For Erica, having a kitchen table overflowing with chairs, food and laughter is a happy normal.
“I’ve become a massive homebody. Our lives can be pretty chaotic, and I find incredible comfort in the stability of being home. But I also crave the connection of being with people. Having friends and family come share a meal with us satisfies so much of my soul.”
She submitted a recipe for pancakes that have become a Sunday morning family tradition. Her own kids have always enjoyed weekend pancakes and the tradition has deepened as her family has grown. She even made pancakes on their campsite this summer; under a tarp in the rain, one slow pancake at a time.
“We have a very unorthodox blended family and I feel so grateful for the abundance of love that holds us together.”
In fact when asked for the secret ingredient in her pancake recipe, her answer was just that: abundance.
“It’s such an easy recipe to double, triple or even quadruple with ingredients I always have on hand.” This is an important feature in a recipe because you never know who might turn up on the doorstep, and for Erica opening space at her table means opening space in her heart.
There is nothing fancy about this recipe.
“I used to obsess with making perfect pancakes and would long to have the skills to create Pinterest-worthy creations.” She laughed. “But in reality, aside from the occasional interpretative heart-shape, they are generally pretty misshaped blobs.” Not to worry, this just adds to the conversation around the table, assuming anyone takes time to really look at them before they are devoured.
Although her and the kids have experimented with fun flavour combos (white chocolate chips and raspberries, dark chocolate and banana), she typically makes the first ¾ plain and then adds frozen blueberries to the last portion for her and her partner.

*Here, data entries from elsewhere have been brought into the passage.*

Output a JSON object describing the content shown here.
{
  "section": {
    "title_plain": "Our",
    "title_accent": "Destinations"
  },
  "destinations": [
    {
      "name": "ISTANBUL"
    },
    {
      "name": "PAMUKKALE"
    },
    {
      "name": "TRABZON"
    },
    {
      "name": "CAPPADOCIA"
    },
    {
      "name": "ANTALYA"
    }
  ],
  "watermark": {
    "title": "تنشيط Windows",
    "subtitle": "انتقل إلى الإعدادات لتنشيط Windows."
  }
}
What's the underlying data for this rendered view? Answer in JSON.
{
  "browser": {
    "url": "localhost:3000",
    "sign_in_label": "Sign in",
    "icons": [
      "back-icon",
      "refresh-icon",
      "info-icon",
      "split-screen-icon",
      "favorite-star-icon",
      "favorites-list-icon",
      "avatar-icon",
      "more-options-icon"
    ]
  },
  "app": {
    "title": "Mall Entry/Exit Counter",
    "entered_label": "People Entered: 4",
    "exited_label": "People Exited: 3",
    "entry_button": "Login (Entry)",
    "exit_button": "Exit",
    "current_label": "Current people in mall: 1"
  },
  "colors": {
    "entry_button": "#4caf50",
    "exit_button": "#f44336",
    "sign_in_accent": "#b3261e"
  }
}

Her advice for having friends over for a meal:
“Don’t wait until you’ve planned a fancy meal or have cleaned your house to perfection. A couple of ingredients is all you need for a stack of pancakes. Add a French press (or two) of good coffee and maybe a side of bacon and your table, and heart, will be truly full.”
[taken from: The Clueless Vegetarian by Evelyn Raa]
1 cup flour
2 tbsp. sugar
2 tbsp. baking powder (if you’re making double/triple batches each week like me, I’d suggest buying baking powder in bulk)
1 cup milk
2 tbsp. vegetable oil (I will often use coconut oil), plus more for the pan
Sometimes I add a splash of vanilla
Optional add-ins (alone or in combination):
• Frozen berries (our go-to is blueberries but I also like raspberries) *Warning: adding frozen blueberries to the batter will turn everything a blueish-purple hue – think Gonzo coloured blobs.
• Mashed up bananas
• Chocolate chips
• White chocolate chips
1. In a medium bowl, combine flour, sugar and baking powder.
2. In a small bowl, whisk together the milk, egg and oil. Add milk mixture to the flour mixture and whisk until smooth.
3. Pour a small amount of oil into a large frying pan or griddle, spread it around to thinly coat the pan and place over medium heat.
4. With a spoon or ladle, pour the batter, ¼ cup at a time, gently spreading it out to a flat, even circle. (or haphazard heart shape)
5. Cook the pancake on one side until bubbles begin to appear on the top and the bottom is golden brown.
6. With a spatula, flip the pancake over and let the other side cook until it’s golden.
7. Remove to plate and repeat until all the batter is used. (or transfer on a baking dish and keep in 200* oven until all pancakes are cooked)
8. 1 batch makes approx. twelve 4-inch pancakes. (but who’s measuring?)